In the morning, both sides agreed that Johnson would win the vote and the only question was about the size of the margin. But as lunchtime approached, and only about 100 of the 180 MPs the prime minister needed had publicly endorsed him, rebels noted that when Theresa May faced a similar vote in 2018, a majority of Conservative MPs had publicly backed her by 1pm.

Johnson and his allies, who knew on Sunday that Brady had received 54 letters, deliberately chose to have a vote as soon as possible to prevent the rebels from organising. But as the day progressed, it became clear the prime minister had left himself too little time to engage individually with wavering MPs.

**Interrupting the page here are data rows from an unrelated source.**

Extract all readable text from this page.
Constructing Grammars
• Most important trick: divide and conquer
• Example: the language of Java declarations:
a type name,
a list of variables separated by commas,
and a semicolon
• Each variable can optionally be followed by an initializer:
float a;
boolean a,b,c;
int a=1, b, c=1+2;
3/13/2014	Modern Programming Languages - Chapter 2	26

At 4pm, he was greeted with the standard banging of desks when he addressed his MPs, urging them to take the chance to end the “media-driven focus” on the party leadership.

“If you will give me your support tonight, we have the chance to stop talking about ourselves and start talking exclusively about what we are doing for the people of this country and instead of getting into some hellish groundhog-day debate about the merit of belonging to the single market, relitigating questions that we settled two and a half years ago, we can get on, we can deliver and we can unite,” he said.

“Let us refuse to dance to the tune of the media, let us refuse to gratify our opponents by turning in on ourselves.”

The prime minister cheered his MPs by promising tax cuts but, when asked about his attendance at leaving parties in Downing Street during lockdown, he said: “I’d do it again.” Shortly afterwards, a senior party source asked reporters outside the meeting, “Is there anyone here who hasn’t got pissed in their lives?”

Conservative MPs queued quietly to vote in the evening, leaving their phones at the door. May arrived in a ball gown and sequinned heels on her way to a jubilee dinner.

Brady announced the result at 9pm in Committee Room 14 – and there were gasps when he said Johnson had won just 211 votes to 148, a smaller proportion than May won in 2018.